1956 Artek

Discovery
- Discovered by: L. Chernykh
- Discovery site: Crimean Astrophysical Obs.
- Discovery date: 8 October 1969

Designations
- Named after: Artek (Арте́к) (Young Pioneer camp)
- Alternative designations: 1969 TX_{1} · 1975 TA_{6}
- Minor planet category: main-belt · Themis

Orbital characteristics
- Epoch 4 September 2017 (JD 2458000.5)
- Uncertainty parameter 0
- Observation arc: 63.16 yr (23,069 days)
- Aphelion: 3.5304 AU
- Perihelion: 2.8760 AU
- Semi-major axis: 3.2032 AU
- Eccentricity: 0.1022
- Orbital period (sidereal): 5.73 yr (2,094 days)
- Mean anomaly: 11.877°
- Mean motion: 0° 10^{m} 18.84^{s} / day
- Inclination: 1.4928°
- Longitude of ascending node: 153.36°
- Argument of perihelion: 346.60°

Physical characteristics
- Dimensions: 17.97±0.91 km 18.71 km (calculated) 19.92±3.55 km
- Synodic rotation period: 9.4±0.2 h
- Geometric albedo: 0.074±0.033 0.08 (assumed) 0.099±0.011
- Spectral type: C
- Absolute magnitude (H): 11.90 · 11.95 · 12.08±0.41 · 12.1

= 1956 Artek =

Dark main-belt asteroid

1956 Artek, provisional designation , is a dark Themistian asteroid from the outer regions of the asteroid belt, approximately 19 kilometers in diameter. It was discovered on 8 October 1969, by Soviet–Russian astronomer Lyudmila Chernykh at the Crimean Astrophysical Observatory in Nauchnyj. It was named after Artek, a Soviet Young Pioneer camp.

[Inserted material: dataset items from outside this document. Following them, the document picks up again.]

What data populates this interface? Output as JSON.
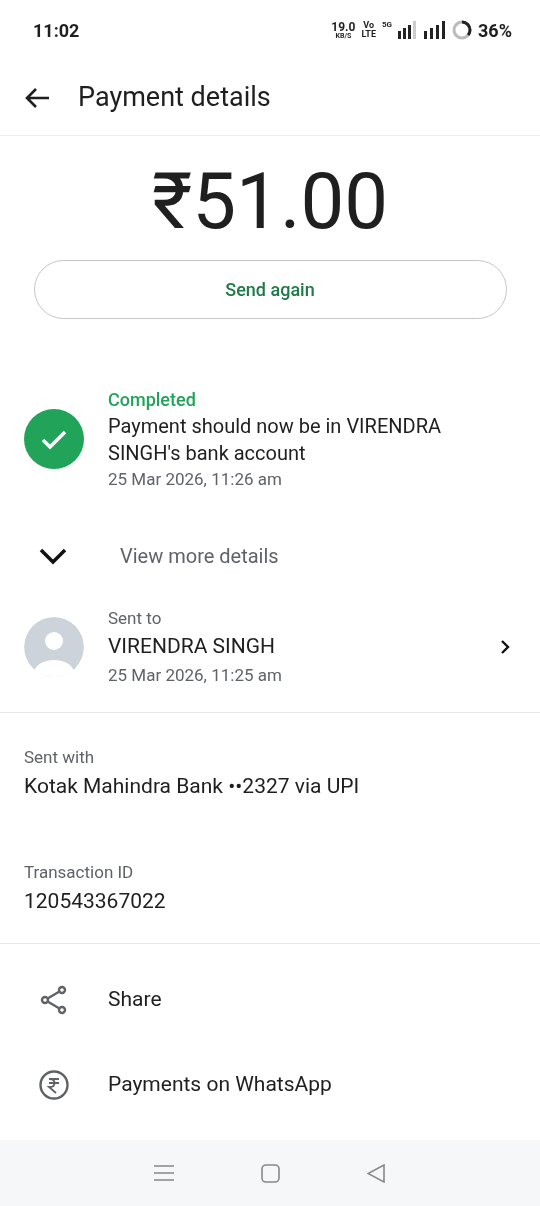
{
  "status_bar": {
    "time": "11:02",
    "speed_value": "19.0",
    "speed_unit": "KB/S",
    "volte_top": "Vo",
    "volte_bottom": "LTE",
    "network": "5G",
    "battery": "36%"
  },
  "header": {
    "title": "Payment details"
  },
  "amount": "₹51.00",
  "send_again": "Send again",
  "status": {
    "kind": "completed",
    "label": "Completed",
    "message": "Payment should now be in VIRENDRA SINGH's bank account",
    "time": "25 Mar 2026, 11:26 am"
  },
  "view_more": {
    "label": "View more details",
    "expanded": false
  },
  "recipient": {
    "caption": "Sent to",
    "name": "VIRENDRA SINGH",
    "time": "25 Mar 2026, 11:25 am"
  },
  "sent_with": {
    "caption": "Sent with",
    "value": "Kotak Mahindra Bank ••2327 via UPI"
  },
  "transaction": {
    "caption": "Transaction ID",
    "value": "120543367022"
  },
  "actions": [
    {
      "kind": "share",
      "label": "Share"
    },
    {
      "kind": "rupee",
      "label": "Payments on WhatsApp"
    }
  ]
}
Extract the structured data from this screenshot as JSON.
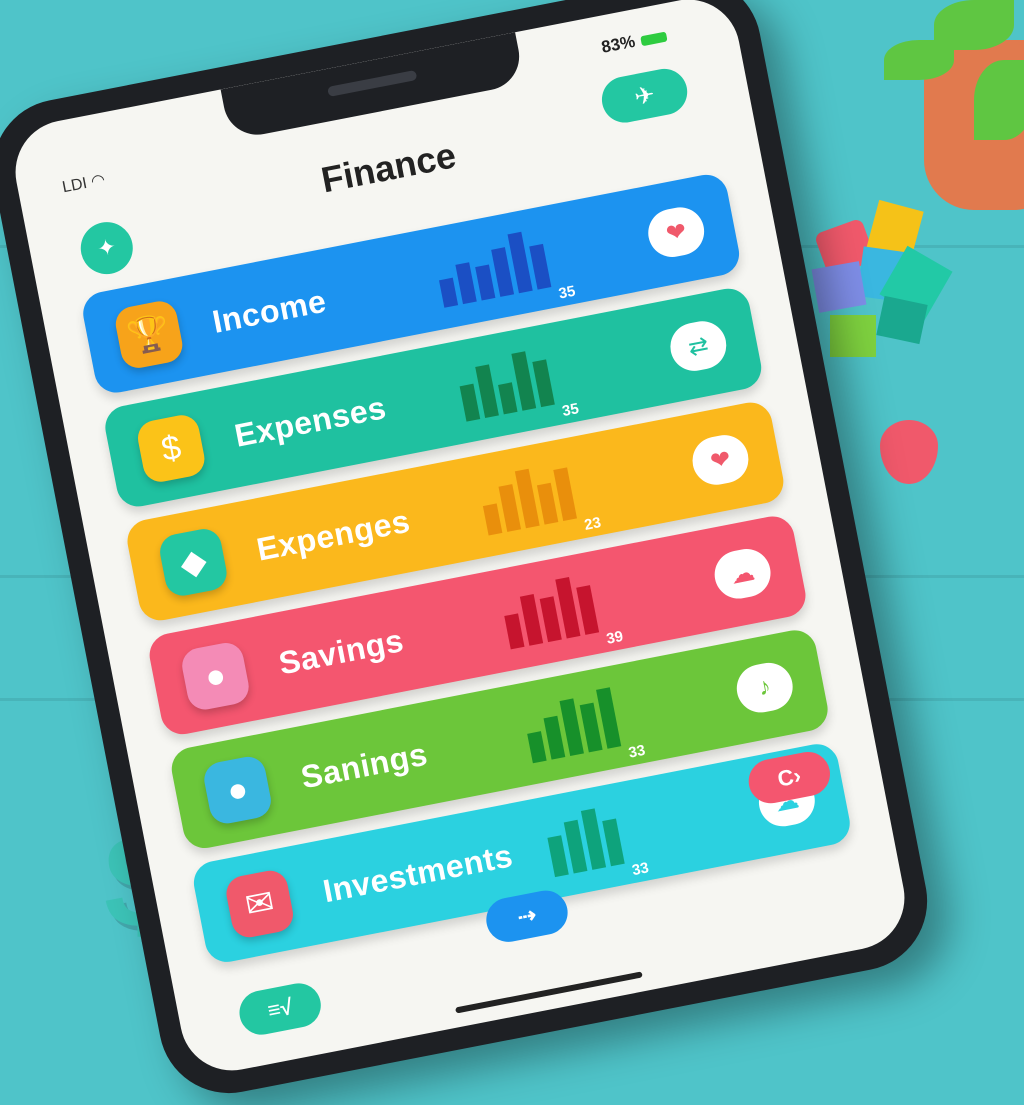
{
  "status_bar": {
    "carrier": "LDI",
    "battery": "83%"
  },
  "app": {
    "title": "Finance"
  },
  "cards": [
    {
      "label": "Income",
      "value": "35",
      "color": "#1c93f0",
      "bar_color": "#1b4fc4",
      "icon": "bowl-icon",
      "badge": "heart-icon"
    },
    {
      "label": "Expenses",
      "value": "35",
      "color": "#1fc1a0",
      "bar_color": "#12844f",
      "icon": "dollar-coin-icon",
      "badge": "exchange-icon"
    },
    {
      "label": "Expenges",
      "value": "23",
      "color": "#fbb81c",
      "bar_color": "#e98f0c",
      "icon": "bird-icon",
      "badge": "heart-icon"
    },
    {
      "label": "Savings",
      "value": "39",
      "color": "#f4566f",
      "bar_color": "#c6142e",
      "icon": "pig-icon",
      "badge": "cloud-icon"
    },
    {
      "label": "Sanings",
      "value": "33",
      "color": "#6cc63a",
      "bar_color": "#17902a",
      "icon": "bear-icon",
      "badge": "note-icon"
    },
    {
      "label": "Investments",
      "value": "33",
      "color": "#2bd1e0",
      "bar_color": "#0ea37c",
      "icon": "envelope-icon",
      "badge": "cloud-icon"
    }
  ],
  "bottom": {
    "btn_left": "≡√",
    "btn_center": "⇢",
    "btn_right": "C›"
  },
  "decor": {
    "dollar": "$"
  }
}
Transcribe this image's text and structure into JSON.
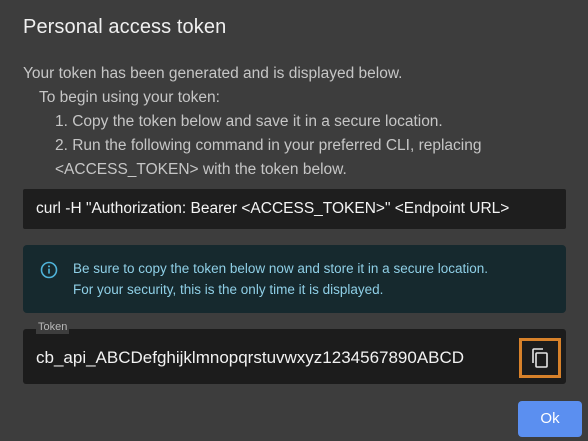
{
  "dialog": {
    "title": "Personal access token",
    "description": {
      "line1": "Your token has been generated and is displayed below.",
      "line2": "To begin using your token:",
      "step1": "1. Copy the token below and save it in a secure location.",
      "step2a": "2. Run the following command in your preferred CLI, replacing",
      "step2b": "<ACCESS_TOKEN> with the token below."
    },
    "command": "curl -H \"Authorization: Bearer <ACCESS_TOKEN>\" <Endpoint URL>",
    "info": {
      "icon": "info-icon",
      "line1": "Be sure to copy the token below now and store it in a secure location.",
      "line2": "For your security, this is the only time it is displayed."
    },
    "token": {
      "label": "Token",
      "value": "cb_api_ABCDefghijklmnopqrstuvwxyz1234567890ABCD",
      "copy_icon": "copy-icon"
    },
    "ok_label": "Ok"
  },
  "colors": {
    "background": "#3d3d3d",
    "accent": "#5b8ff0",
    "highlight": "#d7812a",
    "info_text": "#8fcfe6"
  }
}
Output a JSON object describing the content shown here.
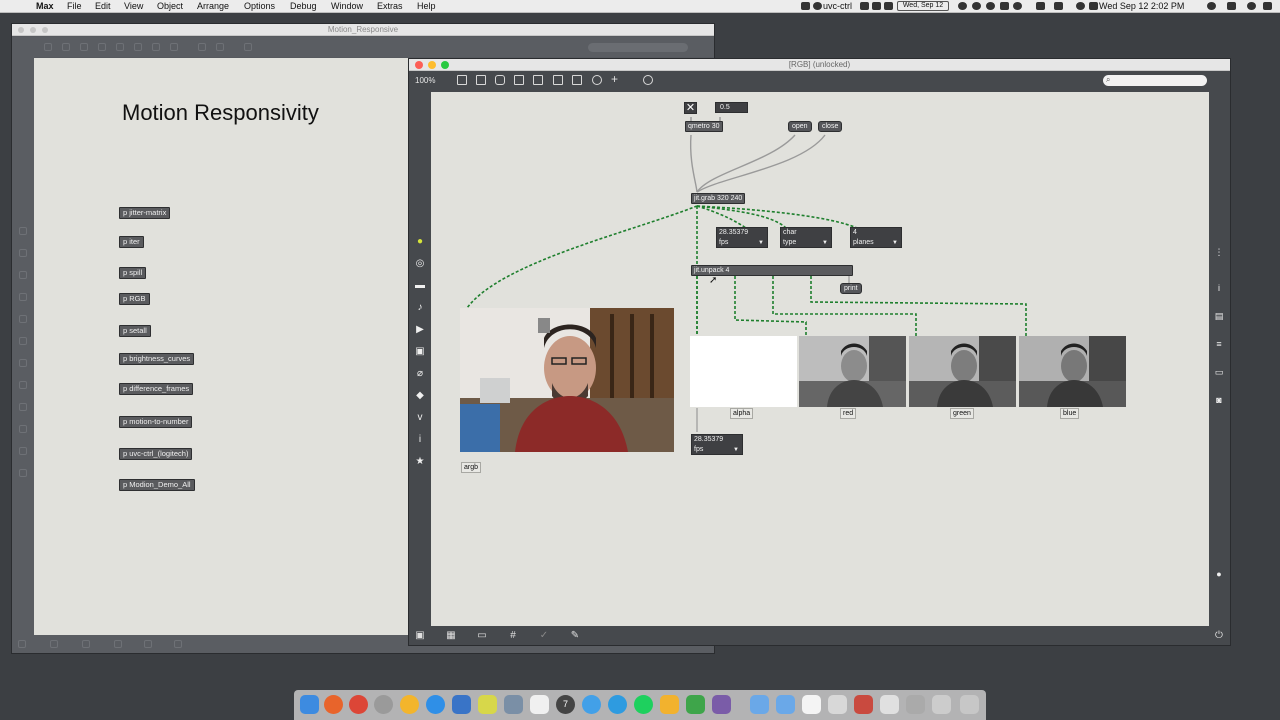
{
  "menubar": {
    "app_name": "Max",
    "menus": [
      "File",
      "Edit",
      "View",
      "Object",
      "Arrange",
      "Options",
      "Debug",
      "Window",
      "Extras",
      "Help"
    ],
    "status_text": "uvc-ctrl",
    "date_box": "Wed, Sep 12",
    "clock": "Wed Sep 12  2:02 PM"
  },
  "bg_window": {
    "title": "Motion_Responsive",
    "heading": "Motion Responsivity",
    "subpatchers": [
      "p jitter-matrix",
      "p iter",
      "p spill",
      "p RGB",
      "p setall",
      "p brightness_curves",
      "p difference_frames",
      "p motion-to-number",
      "p uvc-ctrl_(logitech)",
      "p Modion_Demo_All"
    ]
  },
  "front_window": {
    "title": "[RGB] (unlocked)",
    "zoom": "100%",
    "patch": {
      "toggle_symbol": "✕",
      "float_value": "0.5",
      "qmetro": "qmetro 30",
      "open_msg": "open",
      "close_msg": "close",
      "jitgrab": "jit.grab 320 240",
      "fps_attr": {
        "value": "28.35379",
        "name": "fps"
      },
      "type_attr": {
        "value": "char",
        "name": "type"
      },
      "planes_attr": {
        "value": "4",
        "name": "planes"
      },
      "unpack": "jit.unpack 4",
      "print": "print",
      "fps_attr2": {
        "value": "28.35379",
        "name": "fps"
      },
      "labels": {
        "argb": "argb",
        "alpha": "alpha",
        "red": "red",
        "green": "green",
        "blue": "blue"
      }
    }
  },
  "dock_icons": [
    "finder",
    "firefox",
    "chrome",
    "safari",
    "max",
    "safari-compass",
    "textwrangler",
    "finder-2",
    "numbers",
    "notes",
    "max7",
    "messages",
    "skype",
    "spotify",
    "lightbulb",
    "evernote",
    "screens",
    "folder",
    "folder",
    "document",
    "window",
    "window",
    "window",
    "window",
    "window",
    "trash"
  ]
}
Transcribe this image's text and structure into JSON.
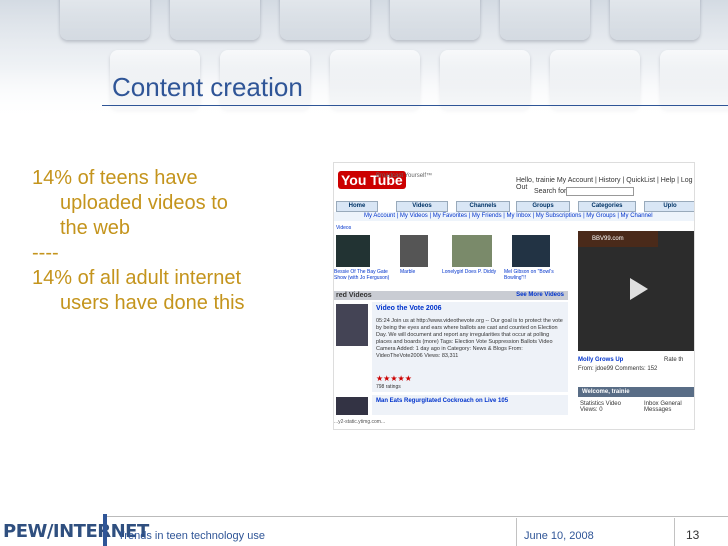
{
  "slide": {
    "title": "Content creation",
    "bullets": [
      {
        "first": "14% of teens have",
        "rest": [
          "uploaded videos to",
          "the web"
        ]
      },
      {
        "first": "----",
        "rest": []
      },
      {
        "first": "14% of all adult internet",
        "rest": [
          "users have done this"
        ]
      }
    ]
  },
  "screenshot": {
    "logo": "You Tube",
    "tagline": "Broadcast Yourself™",
    "hello": "Hello, trainie  My Account | History | QuickList | Help | Log Out",
    "search_label": "Search for",
    "tabs": [
      "Home",
      "Videos",
      "Channels",
      "Groups",
      "Categories",
      "Uplo"
    ],
    "subnav": "My Account | My Videos | My Favorites | My Friends | My Inbox | My Subscriptions | My Groups | My Channel",
    "videos_label": "Videos",
    "thumb_caps": [
      "Bessie Of The Bay\nGate Show (with\nJo Ferguson)",
      "Marble",
      "Lonelygirl Does P. Diddy",
      "Mel Gibson on \"Bowl's\nBowling\"!!"
    ],
    "featured_header": "red Videos",
    "see_more": "See More Videos",
    "feat_title": "Video the Vote 2006",
    "feat_text": "05:24  Join us at http://www.videothevote.org -- Our goal is to protect the vote by being the eyes and ears where ballots are cast and counted on Election Day. We will document and report any irregularities that occur at polling places and boards (more)  Tags: Election Vote Suppression Ballots Video Camera  Added: 1 day ago in Category: News & Blogs  From: VideoTheVote2006  Views: 83,311",
    "ratings": "798 ratings",
    "second_title": "Man Eats Regurgitated Cockroach on Live 105",
    "status_url": "...y2-static.ytimg.com...",
    "ad_text": "BBV99.com",
    "side_title": "Molly Grows Up",
    "side_meta": "From: jdoe99  Comments: 152",
    "rate_label": "Rate th",
    "welcome": "Welcome, trainie",
    "stats": "Statistics  Video Views: 0",
    "inbox": "Inbox  General Messages",
    "tab_colors": {
      "tab_bg": "#d9e6f5",
      "logo_red": "#cc0000"
    }
  },
  "footer": {
    "logo": "PEW/INTERNET",
    "title": "Trends in teen technology use",
    "date": "June 10, 2008",
    "page": "13"
  },
  "colors": {
    "title": "#2f5597",
    "bullets": "#c4941c"
  }
}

== Orbit and classification ==

Artek is a dark C-type asteroid and a member of the Themis family, a dynamical family of outer-belt asteroids with nearly coplanar ecliptical orbits. It orbits the Sun in the outer main-belt at a distance of 2.9–3.5 AU once every 5 years and 9 months (2,094 days). Its orbit has an eccentricity of 0.10 and an inclination of 1° with respect to the ecliptic. The first precovery was taken at Goethe Link Observatory in 1954, extending the asteroid's observation arc by 15 years prior to its discovery.

== Physical characteristics ==

A rotational lightcurve was obtained from photometric observations made by Italian astronomers Roberto Crippa and Federico Manzini in February 2006. The fragmentary lightcurve gave a rotation period of 9.4±0.2 hours with a low brightness variation of 0.07 magnitude (U=1+).

According to the space-based surveys carried out by the Japanese Akari satellite and NASA's Wide-field Infrared Survey Explorer, the asteroid measures 18.0 and 19.2 kilometers in diameter with a corresponding albedo of 0.099 of 0.074, respectively. The Collaborative Asteroid Lightcurve Link assumes an albedo of 0.08 and calculates a diameter of 18.7 kilometers with an absolute magnitude of 12.1.

== Naming ==

This minor planet was named after the Soviet Artek (Арте́к) camp, the first All-Union Young Pioneer camp on the Crimean peninsula. The official was published by the Minor Planet Center on 30 June 1977 (M.P.C. 4190).